Rolling up his squeaky office chair and taking a seat, Lee hunched over to the ancient computer tower beside the desk and pressed the power button on its scratched faceplate. As it buzzed and sputtered to life, he began sifting through the mail he’d retrieved from his faculty box in the supply room, sorting out the things he’d actually need (early semester memos, faculty messages, orientation fliers—that sort of thing) and lobbing the rest through the basketball hoop over his trashcan. That was when his eyes locked on a large yellow envelope at the base of the pile, marked “Clerk of the Court: Leon County, FL.”

Staring at it for a long moment, Lee pondered the implications of its contents. He’d waited eight long months to receive this package, far longer than it should’ve ever taken. Had he actually bothered to show up at the court date when all of this had become final, he’d have had them there on the spot but he wanted no part of that. There had been nothing left to say, nothing left to divvy up, and in the end, nothing left to fight about. So the notion of standing in front of a judge just to hash it out all over again had seemed like little more than a painful exercise in futility. He’d done and said all he’d planned to by that point, and bottom line: he just wanted it over. True, everything had been made official at the drop of the gavel on that early February morning back in Tallahassee, but now—after all the clerical screw-ups, mailing mishaps, and address changes—the physical proof of the closure he’d so desperately longed for had finally arrived.

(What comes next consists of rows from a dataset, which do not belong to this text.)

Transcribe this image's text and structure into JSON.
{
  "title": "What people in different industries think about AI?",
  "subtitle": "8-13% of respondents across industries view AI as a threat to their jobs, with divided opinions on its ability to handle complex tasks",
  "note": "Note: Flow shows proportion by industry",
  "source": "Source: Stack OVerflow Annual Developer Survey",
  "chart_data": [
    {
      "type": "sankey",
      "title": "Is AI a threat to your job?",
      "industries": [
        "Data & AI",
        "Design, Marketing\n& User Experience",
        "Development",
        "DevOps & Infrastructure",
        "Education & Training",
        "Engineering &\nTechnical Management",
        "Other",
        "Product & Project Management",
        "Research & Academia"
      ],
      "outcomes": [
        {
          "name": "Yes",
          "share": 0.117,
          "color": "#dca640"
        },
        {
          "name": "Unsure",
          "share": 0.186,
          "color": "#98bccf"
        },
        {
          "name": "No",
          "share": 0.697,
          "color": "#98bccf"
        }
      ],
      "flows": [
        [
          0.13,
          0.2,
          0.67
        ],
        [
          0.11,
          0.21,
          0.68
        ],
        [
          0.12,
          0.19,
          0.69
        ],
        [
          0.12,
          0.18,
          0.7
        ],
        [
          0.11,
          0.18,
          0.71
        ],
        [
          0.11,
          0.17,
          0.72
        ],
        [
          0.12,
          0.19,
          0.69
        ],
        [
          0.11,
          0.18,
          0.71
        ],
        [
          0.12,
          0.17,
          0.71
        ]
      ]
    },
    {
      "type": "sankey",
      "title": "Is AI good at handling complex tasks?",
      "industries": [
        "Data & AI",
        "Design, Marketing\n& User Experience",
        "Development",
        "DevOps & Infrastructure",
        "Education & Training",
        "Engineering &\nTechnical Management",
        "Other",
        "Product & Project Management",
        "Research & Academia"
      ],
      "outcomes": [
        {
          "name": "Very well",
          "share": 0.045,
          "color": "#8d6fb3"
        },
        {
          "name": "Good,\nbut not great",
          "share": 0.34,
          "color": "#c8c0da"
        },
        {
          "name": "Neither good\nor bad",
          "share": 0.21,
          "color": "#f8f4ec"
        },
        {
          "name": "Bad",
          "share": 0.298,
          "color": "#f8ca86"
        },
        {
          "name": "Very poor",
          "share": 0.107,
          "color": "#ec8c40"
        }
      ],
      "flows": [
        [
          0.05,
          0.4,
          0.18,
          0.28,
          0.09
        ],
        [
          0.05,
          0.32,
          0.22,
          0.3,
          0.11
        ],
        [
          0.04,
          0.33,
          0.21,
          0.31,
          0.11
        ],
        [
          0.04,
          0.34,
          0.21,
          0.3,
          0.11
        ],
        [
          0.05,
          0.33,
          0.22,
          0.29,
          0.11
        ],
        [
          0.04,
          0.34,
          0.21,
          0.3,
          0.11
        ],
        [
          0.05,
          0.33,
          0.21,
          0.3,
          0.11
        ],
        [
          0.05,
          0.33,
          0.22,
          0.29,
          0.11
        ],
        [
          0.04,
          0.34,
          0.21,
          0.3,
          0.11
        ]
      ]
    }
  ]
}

Shooting a thoughtful gaze to the picture of his parents on the wall, Lee billowed a hard sigh as his fingers ripped through the envelope’s gluey seal to remove the documents inside. Slowly sliding them out into view, he followed the list of names and dates down the top page—past the judge’s stamp and docket number—until his eyes eventually found the only three words that meant anything to him; “Dissolution of Marriage.”